NASA satellites aid vegetation research at NMSU

Tiffany Acosta
New Mexico State University
Lara Prihodko, a college associate professor in the Department of Animal and Range Sciences at New Mexico State University, uses NASA satellites to learn more about the Earth’s vegetation.

LAS CRUCES - While rangelands and NASA may seem like an unlikely pair, Lara Prihodko, a college associate professor of animal and range sciences at New Mexico State University, is currently working on two projects featuring the collaboration. Prihodko and other researchers from NMSU’s College of Agricultural, Consumer and Environmental Sciences have turned to satellites to learn more about Earth’s vegetation.

With the ICESat-2 Science Program, which is part of NASA’s Earth Observing Mission, the NMSU team is interested in measurements of woody plants such as shrubs and trees.

“It sounds counterintuitive that a satellite called ICESat-2 that was built to measure ice in the polar regions would be something we would use for rangeland analysis and monitoring,” Prihodko said. “However, ICESat-2 is what we call a photon-counting LiDAR (Light Detection and Ranging) that can measure the precise height of not only the ice or soil surface but also the trees and shrubs growing on the soil. It can be very difficult to measure the low stature, sparse vegetation you find in environments like ours from space, and so our research team, the Savanna Lab, is working to improve those measurements from ICESat-2.”

Prihodko also is working to measure tree height using a waveform LiDAR on the International Space Station, a collaboration with Qiuyan Yu, a research assistant professor in the Department of Plant and Environmental Sciences and lead scientist on the Global Ecosystem Dynamics Investigation project.
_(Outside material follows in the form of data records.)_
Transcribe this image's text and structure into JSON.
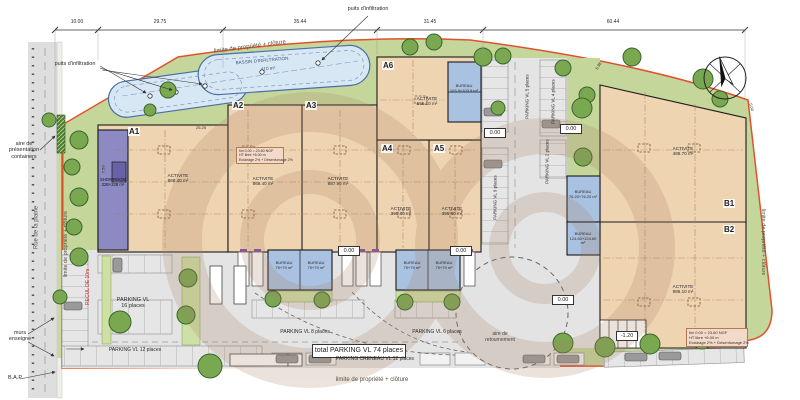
{
  "boundary": {
    "label": "limite de propriété + clôture"
  },
  "dimensions": {
    "top": [
      "10.00",
      "29.75",
      "35.44",
      "31.45",
      "60.44"
    ],
    "a1_width": "25.25",
    "a1_height": "7.50",
    "b_right": "5.00",
    "b_top": "5.98"
  },
  "basin": {
    "title": "BASSIN D'INFILTRATION",
    "area": "410 m²",
    "well_label": "puits d'infiltration"
  },
  "street": {
    "name": "Rue de la plaine",
    "presentation_area": "aire de\nprésentation\ncontainers",
    "sign_wall": "murs\nenseigne",
    "bap": "B.A.P",
    "setback": "RECUL DE 10m"
  },
  "units": {
    "a1": {
      "code": "A1",
      "use": "ACTIVITE",
      "area": "868.40 m²"
    },
    "a2": {
      "code": "A2",
      "use": "ACTIVITE",
      "area": "868.40 m²"
    },
    "a3": {
      "code": "A3",
      "use": "ACTIVITE",
      "area": "887.95 m²"
    },
    "a4": {
      "code": "A4",
      "use": "ACTIVITE",
      "area": "395.80 m²"
    },
    "a5": {
      "code": "A5",
      "use": "ACTIVITE",
      "area": "395.80 m²"
    },
    "a6": {
      "code": "A6",
      "use": "ACTIVITE",
      "area": "555.10 m²"
    },
    "b1": {
      "code": "B1",
      "use": "ACTIVITE",
      "area": "486.70 m²"
    },
    "b2": {
      "code": "B2",
      "use": "ACTIVITE",
      "area": "986.10 m²"
    }
  },
  "showroom": {
    "label": "SHOWROOM",
    "area": "228+228 m²"
  },
  "offices": {
    "a6": {
      "label": "BUREAU",
      "area": "103.9+103.9 m²"
    },
    "row": {
      "label": "BUREAU",
      "area": "79+79 m²"
    },
    "b_upper": {
      "label": "BUREAU",
      "area": "76.20+76.20 m²"
    },
    "b_lower": {
      "label": "BUREAU",
      "area": "124.60+124.60 m²"
    }
  },
  "notes": {
    "line1": "fini 0.00 = 23.60 NGF",
    "line2": "HT libre +6.00 m",
    "line3": "Eclairage 2% + Désenfumage 2%"
  },
  "parking": {
    "p16": "PARKING VL\n16 places",
    "p12": "PARKING VL 12 places",
    "p8": "PARKING VL 8 places",
    "p6": "PARKING VL 6 places",
    "p5": "PARKING VL 5 places",
    "p4": "PARKING VL 4 places",
    "p9": "PARKING VL 9 places",
    "p2": "PARKING VL 2 places",
    "total": "total PARKING VL 74 places",
    "creneau": "PARKING CRENEAU VL 12 places"
  },
  "site": {
    "turning_area": "aire de\nretournement"
  },
  "levels": {
    "zero": "0.00",
    "minus": "-1.20"
  },
  "colors": {
    "green": "#c5d69b",
    "building": "#efd4b2",
    "office_blue": "#a9c2e2",
    "showroom_purple": "#8d89c2",
    "basin_blue": "#d8e7f4",
    "boundary_red": "#e0512d",
    "asphalt": "#e4e4e4",
    "tree": "#79a851"
  }
}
They want to understand the limiting factors for tree height globally.

More from NMSU:NMSU Regents name wing of Breland Hall to honor late history professor

“In dense forests, it is to some extent much more straightforward to measure many of the properties of the vegetation from space,” Prihodko said. “They are more pronounced in satellite imagery. By contrast, drylands and savannas are more open landscapes with shorter-stature vegetation, which is challenging to measure well from space. We are interested in calculating the carbon stocks in aboveground woody biomass in dryland landscapes, and we needed the measurements of tree and shrub height, so we set out to improve them.”

A segment of a 3D-point cloud captured by an unmanned aerial vehicle with classified photons overlaid at the Jornada Basin Long-Term Ecological Research site.
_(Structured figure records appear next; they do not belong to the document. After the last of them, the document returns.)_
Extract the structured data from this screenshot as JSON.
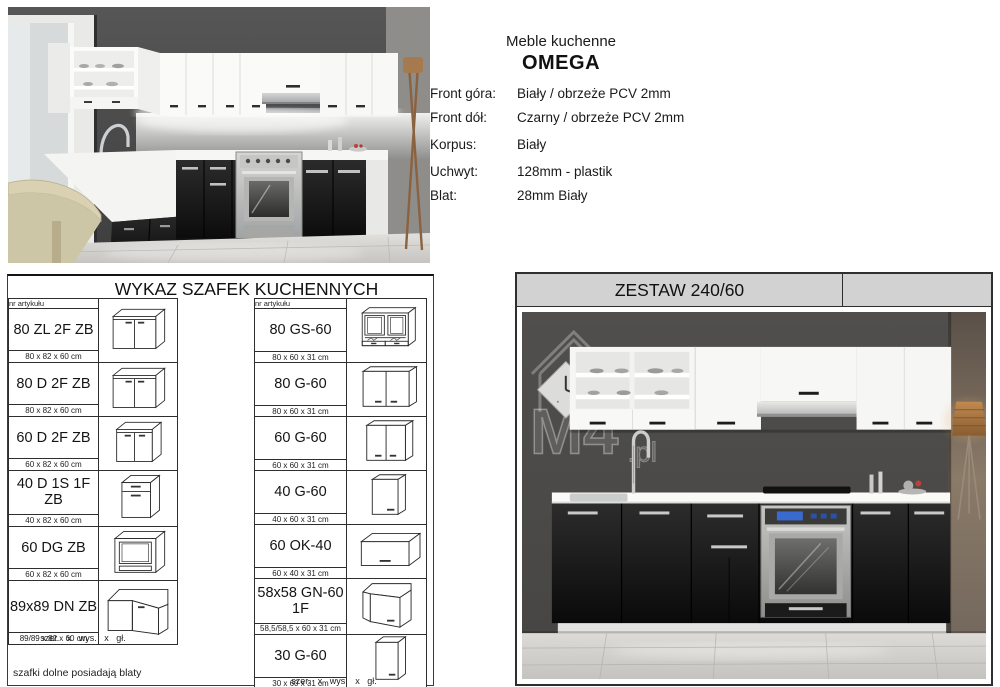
{
  "specs": {
    "title": "Meble kuchenne",
    "product_name": "OMEGA",
    "rows": [
      {
        "label": "Front góra:",
        "value": "Biały / obrzeże PCV 2mm"
      },
      {
        "label": "Front dół:",
        "value": "Czarny / obrzeże PCV 2mm"
      },
      {
        "label": "Korpus:",
        "value": "Biały"
      },
      {
        "label": "Uchwyt:",
        "value": "128mm - plastik"
      },
      {
        "label": "Blat:",
        "value": "28mm Biały"
      }
    ]
  },
  "wykaz": {
    "title": "WYKAZ SZAFEK KUCHENNYCH",
    "column_header": "nr artykułu",
    "footer": "szer. x wys. x gł.",
    "note": "szafki dolne posiadają blaty",
    "groups": [
      {
        "items": [
          {
            "code": "80 ZL 2F ZB",
            "dims": "80 x 82 x 60 cm",
            "drawing": "base-2door"
          },
          {
            "code": "80 D 2F ZB",
            "dims": "80 x 82 x 60 cm",
            "drawing": "base-2door"
          },
          {
            "code": "60 D 2F ZB",
            "dims": "60 x 82 x 60 cm",
            "drawing": "base-2door-narrow"
          },
          {
            "code": "40 D 1S 1F ZB",
            "dims": "40 x 82 x 60 cm",
            "drawing": "base-drawer-door"
          },
          {
            "code": "60 DG ZB",
            "dims": "60 x 82 x 60 cm",
            "drawing": "base-oven"
          },
          {
            "code": "89x89 DN ZB",
            "dims": "89/89 x 82 x 60 cm",
            "drawing": "base-corner"
          }
        ]
      },
      {
        "items": [
          {
            "code": "80 GS-60",
            "dims": "80 x 60 x 31 cm",
            "drawing": "wall-glass"
          },
          {
            "code": "80 G-60",
            "dims": "80 x 60 x 31 cm",
            "drawing": "wall-2door"
          },
          {
            "code": "60 G-60",
            "dims": "60 x 60 x 31 cm",
            "drawing": "wall-2door-narrow"
          },
          {
            "code": "40 G-60",
            "dims": "40 x 60 x 31 cm",
            "drawing": "wall-1door"
          },
          {
            "code": "60 OK-40",
            "dims": "60 x 40 x 31 cm",
            "drawing": "wall-flip"
          },
          {
            "code": "58x58 GN-60 1F",
            "dims": "58,5/58,5 x 60 x 31 cm",
            "drawing": "wall-corner"
          },
          {
            "code": "30 G-60",
            "dims": "30 x 60 x 31 cm",
            "drawing": "wall-1door-narrow"
          }
        ]
      }
    ]
  },
  "zestaw": {
    "title": "ZESTAW 240/60",
    "watermark": {
      "text": "M4",
      "suffix": ".pl"
    }
  },
  "colors": {
    "zestaw_header_bg": "#d2d2d2",
    "front_top": "#ffffff",
    "front_bottom": "#161616",
    "wall_dark": "#4c4b49",
    "floor": "#d6d4d0"
  }
}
The NASA-funded projects are challenging because of the sheer size of the datasets they receive, Prihodko said. In addition to the amount of data the team has to evaluate, the material is very complex and has spatial and temporal components that require an assortment of computing techniques.

“Detecting and interpreting the ways that different land-surface components reflect or return energy from the land surface to the sensor requires a lot of different kinds of knowledge about the properties of the land surface, and in the case of LiDAR, the properties of the laser/photon pulse,” she said.

More from NMSU:Co-op researchers at NMSU train future scientists while protecting wildlife

An ACES faculty member since February 2017, Prihodko also is collaborating with Dennis Dye from the Southwest Indian Polytechnic Institute, a public tribal land-grant community college in Albuquerque, to develop a tool to monitor forage resources from space. Featuring research and educational elements, the project aims to create opportunities for SIPI students to interact with NMSU range ecologists.